Bertie had improved since her Thanksgiving vet visit. By the week before Christmas, she had finally crept up over 700g, wasn't fighting the hand feedings as much and was generally looking a bit better. I allowed myself to hope that the surgery would be successful, and after this year-and-a-half of gradual decline from viruses and kidney issues, I would get my active, happy Bertie back.
Alas. It was not to be.
By Christmas Eve, things didn't feel right. Bertie lost a little weight. She ate a bit slower. Even though the scale indicated she was holding at 687g, she felt skinnier than ever before. It dawned on me - this slow-moving tumor was now growing faster. Poor Bertie was still losing weight, but I suspect the tumor was gaining at a matching rate. It broke my heart when I realized there probably wasn't enough left of Bertie to operate on. When Bertie's breathing became labored, I knew I'd lost my chance to save her.
|Bertie's favorite spot|
Bertie was her opinionated, determined, stubborn self to the very end. On Friday morning, she lost interest in eating anything, except for bits of melon rind. Even that, she would only take a bite or two and just stop.
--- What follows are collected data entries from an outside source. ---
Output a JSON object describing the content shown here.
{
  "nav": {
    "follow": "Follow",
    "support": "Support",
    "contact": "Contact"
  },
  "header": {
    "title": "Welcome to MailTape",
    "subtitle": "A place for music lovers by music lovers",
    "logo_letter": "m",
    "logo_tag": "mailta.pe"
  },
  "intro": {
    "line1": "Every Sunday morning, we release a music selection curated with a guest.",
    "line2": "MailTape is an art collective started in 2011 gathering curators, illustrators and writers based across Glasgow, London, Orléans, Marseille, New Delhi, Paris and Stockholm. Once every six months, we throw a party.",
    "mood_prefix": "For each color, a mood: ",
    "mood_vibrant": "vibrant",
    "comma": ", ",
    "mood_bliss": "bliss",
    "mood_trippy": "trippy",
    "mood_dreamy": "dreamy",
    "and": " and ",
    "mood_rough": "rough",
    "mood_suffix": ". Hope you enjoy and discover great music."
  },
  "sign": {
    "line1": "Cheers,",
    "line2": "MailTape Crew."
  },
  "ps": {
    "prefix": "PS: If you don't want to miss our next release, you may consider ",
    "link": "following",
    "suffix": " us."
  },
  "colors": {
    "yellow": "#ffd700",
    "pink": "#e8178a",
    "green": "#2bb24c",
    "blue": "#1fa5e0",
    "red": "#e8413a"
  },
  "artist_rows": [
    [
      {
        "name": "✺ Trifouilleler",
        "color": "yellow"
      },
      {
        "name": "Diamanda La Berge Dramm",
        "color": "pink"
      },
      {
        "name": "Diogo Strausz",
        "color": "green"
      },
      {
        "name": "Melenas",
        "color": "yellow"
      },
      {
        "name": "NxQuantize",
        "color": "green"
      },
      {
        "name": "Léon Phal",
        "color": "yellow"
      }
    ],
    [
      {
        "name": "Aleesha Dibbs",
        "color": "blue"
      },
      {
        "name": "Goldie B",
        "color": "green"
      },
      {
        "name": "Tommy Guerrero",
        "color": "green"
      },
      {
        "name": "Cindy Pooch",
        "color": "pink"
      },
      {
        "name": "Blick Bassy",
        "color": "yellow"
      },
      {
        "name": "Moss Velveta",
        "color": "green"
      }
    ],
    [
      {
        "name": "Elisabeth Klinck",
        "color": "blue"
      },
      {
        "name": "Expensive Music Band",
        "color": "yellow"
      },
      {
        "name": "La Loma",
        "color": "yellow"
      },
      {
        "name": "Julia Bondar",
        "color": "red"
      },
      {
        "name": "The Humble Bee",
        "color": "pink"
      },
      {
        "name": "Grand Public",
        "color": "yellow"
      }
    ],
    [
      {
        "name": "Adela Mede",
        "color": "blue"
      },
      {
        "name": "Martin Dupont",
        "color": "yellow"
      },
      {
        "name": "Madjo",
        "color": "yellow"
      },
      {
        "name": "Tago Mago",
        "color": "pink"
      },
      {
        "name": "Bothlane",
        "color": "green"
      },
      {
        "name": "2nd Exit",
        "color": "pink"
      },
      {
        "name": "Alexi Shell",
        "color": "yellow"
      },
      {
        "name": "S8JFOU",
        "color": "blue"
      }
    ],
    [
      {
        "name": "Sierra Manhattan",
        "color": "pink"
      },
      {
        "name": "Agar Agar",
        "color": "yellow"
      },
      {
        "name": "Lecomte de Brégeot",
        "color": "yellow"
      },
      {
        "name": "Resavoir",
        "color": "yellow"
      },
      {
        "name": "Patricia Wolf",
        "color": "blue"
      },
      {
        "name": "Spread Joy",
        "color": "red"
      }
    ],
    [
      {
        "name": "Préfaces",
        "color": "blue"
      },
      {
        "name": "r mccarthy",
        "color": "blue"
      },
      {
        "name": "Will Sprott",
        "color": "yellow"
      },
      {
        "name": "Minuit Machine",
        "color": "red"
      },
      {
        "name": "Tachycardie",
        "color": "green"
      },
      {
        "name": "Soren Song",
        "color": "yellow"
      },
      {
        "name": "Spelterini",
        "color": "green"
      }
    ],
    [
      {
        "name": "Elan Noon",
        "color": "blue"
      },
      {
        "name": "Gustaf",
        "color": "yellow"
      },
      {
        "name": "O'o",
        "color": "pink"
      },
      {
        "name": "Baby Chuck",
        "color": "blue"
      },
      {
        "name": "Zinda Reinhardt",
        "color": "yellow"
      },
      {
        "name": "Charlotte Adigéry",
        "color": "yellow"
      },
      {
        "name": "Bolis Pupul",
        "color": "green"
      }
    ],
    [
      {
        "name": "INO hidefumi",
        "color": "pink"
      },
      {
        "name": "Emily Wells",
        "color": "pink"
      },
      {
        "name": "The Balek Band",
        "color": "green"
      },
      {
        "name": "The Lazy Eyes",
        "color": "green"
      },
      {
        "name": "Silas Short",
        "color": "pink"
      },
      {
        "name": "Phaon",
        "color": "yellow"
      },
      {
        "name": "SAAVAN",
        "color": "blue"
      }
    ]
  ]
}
Pinni, of course, leaves no piece of food uneaten, and went to help herself to Bertie's last bit of melon. Rob discovered the two of them locked in a tug-of-war over the melon rind. It was Bertie's melon, damn it, and she wasn't about to let go of it, even if she had no strength to eat it. It. Was. Hers.
Pinni was immediately whisked off to the old quarantine cage to give Bertie some peace and quiet. Bertie was left alone, snuggled in her cuddle cup, melon rind by her side. I guess that's all she wanted; she was gone less than an hour later.
We buried Bertie in her beloved hay rack, next to Willow and Pippin. I think she would have approved.